Das ist nun nicht der Fall, dennoch ist der 2. Mai ein ganz regulärer Schultag (d.h. auch mit Nachmittagsunterricht). Ich bitte um Verständnis, dass wir keine Freistellungen für diesen Tag genehmigen können. Es handelt sich nicht um eine ganz normale, eintägige Freistellung, die normalerweise über die Klassenleitung erfolgt, sondern um einen Tag in einem so genannten verlängerten Wochenende.
So sehr ich im Einzelfall aus rein privater Sicht die Begründungen der Familien für einen Beurlaubungsantrag nachvollziehen kann, ist es dennoch meine Aufgabe, mich als Schulleiterin innerhalb der rechtlichen Vorgaben für die Schulpflicht einzusetzen. Deshalb bitte ich um Verständnis, dass wir in der Regel außer bei gravierenden persönlichen Gründen gegen eine Beurlaubung entscheiden. Gleiches gilt für Beurlaubungen, die an Schulferien grenzen. Bitte beachten Sie hierzu, dass jeder Antrag mit Original-Unterschrift an Frau Jung zu richten ist.
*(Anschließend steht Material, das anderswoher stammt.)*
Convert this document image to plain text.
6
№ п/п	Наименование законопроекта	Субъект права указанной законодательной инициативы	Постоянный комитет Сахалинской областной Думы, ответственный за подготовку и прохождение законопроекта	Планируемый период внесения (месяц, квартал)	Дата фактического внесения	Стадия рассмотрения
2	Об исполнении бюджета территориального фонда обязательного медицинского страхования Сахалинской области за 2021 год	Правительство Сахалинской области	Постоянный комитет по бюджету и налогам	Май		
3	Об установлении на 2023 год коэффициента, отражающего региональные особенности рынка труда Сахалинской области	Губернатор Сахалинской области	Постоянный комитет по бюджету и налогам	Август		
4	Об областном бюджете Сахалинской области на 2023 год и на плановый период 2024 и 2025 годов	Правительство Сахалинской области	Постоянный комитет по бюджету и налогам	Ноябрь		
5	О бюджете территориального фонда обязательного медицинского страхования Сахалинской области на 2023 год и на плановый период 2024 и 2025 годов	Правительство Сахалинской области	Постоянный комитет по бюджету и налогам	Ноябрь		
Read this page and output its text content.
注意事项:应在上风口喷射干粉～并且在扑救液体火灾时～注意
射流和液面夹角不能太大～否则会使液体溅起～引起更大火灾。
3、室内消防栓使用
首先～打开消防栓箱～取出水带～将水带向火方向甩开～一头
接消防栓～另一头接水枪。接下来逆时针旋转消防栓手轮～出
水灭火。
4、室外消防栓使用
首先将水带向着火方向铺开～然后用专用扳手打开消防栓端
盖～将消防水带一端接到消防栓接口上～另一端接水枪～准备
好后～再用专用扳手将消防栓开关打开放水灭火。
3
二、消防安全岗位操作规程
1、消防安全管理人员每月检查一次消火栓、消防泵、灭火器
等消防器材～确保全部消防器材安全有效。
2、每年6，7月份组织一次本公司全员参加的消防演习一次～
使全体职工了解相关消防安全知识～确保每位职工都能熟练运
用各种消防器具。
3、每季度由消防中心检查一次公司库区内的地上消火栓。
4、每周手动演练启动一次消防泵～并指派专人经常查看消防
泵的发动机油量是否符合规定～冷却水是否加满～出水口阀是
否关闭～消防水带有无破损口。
Schließlich möchte ich Sie noch auf einen Vortrag hinweisen, der am Donnerstag, 03.04.2025 um 19 Uhr bei uns an der Edith-Stein-Schule stattfinden wird. Herr Dr. Meurer, früherer Leiter des Fachbereichs I und II und Schulleitungsmitglied hier an der ESS, wird zur Frage „Existiert Gott? Philosophisch-theologische Betrachtungen“ referieren. Herr Dr. Meurer ist promovierter Theologe, für seine Doktorarbeit wurde er seinerzeit mit dem Preis der Universität Münster ausgezeichnet. Wir freuen uns auf einen fachlich fundierten und gleichzeitig die Horizonte der Theologie und Philosophie umspannenden Vortrag um 19:00 Uhr im Pavillon. Weitere Informationen finden Sie auf unserer Homepage.
In diesem Jahr beginnen die Osterferien früh, und enden leider mit Ostermontag. Das bedeutet, der Unterricht beginnt direkt am Folgetag, dem 22. April. Dies lässt uns genügend Zeit und Muße, uns auf das Osterfest einzustimmen, leider gleichzeitig im Anschluss wenig Zeit zum Ausklang.
Ich wünsche Ihnen für die restlichen Schultage vor den Ferien und die dann folgende Ferienzeit alles Gute, genießen Sie das frühlingshafte Wetter und bleiben Sie gesund.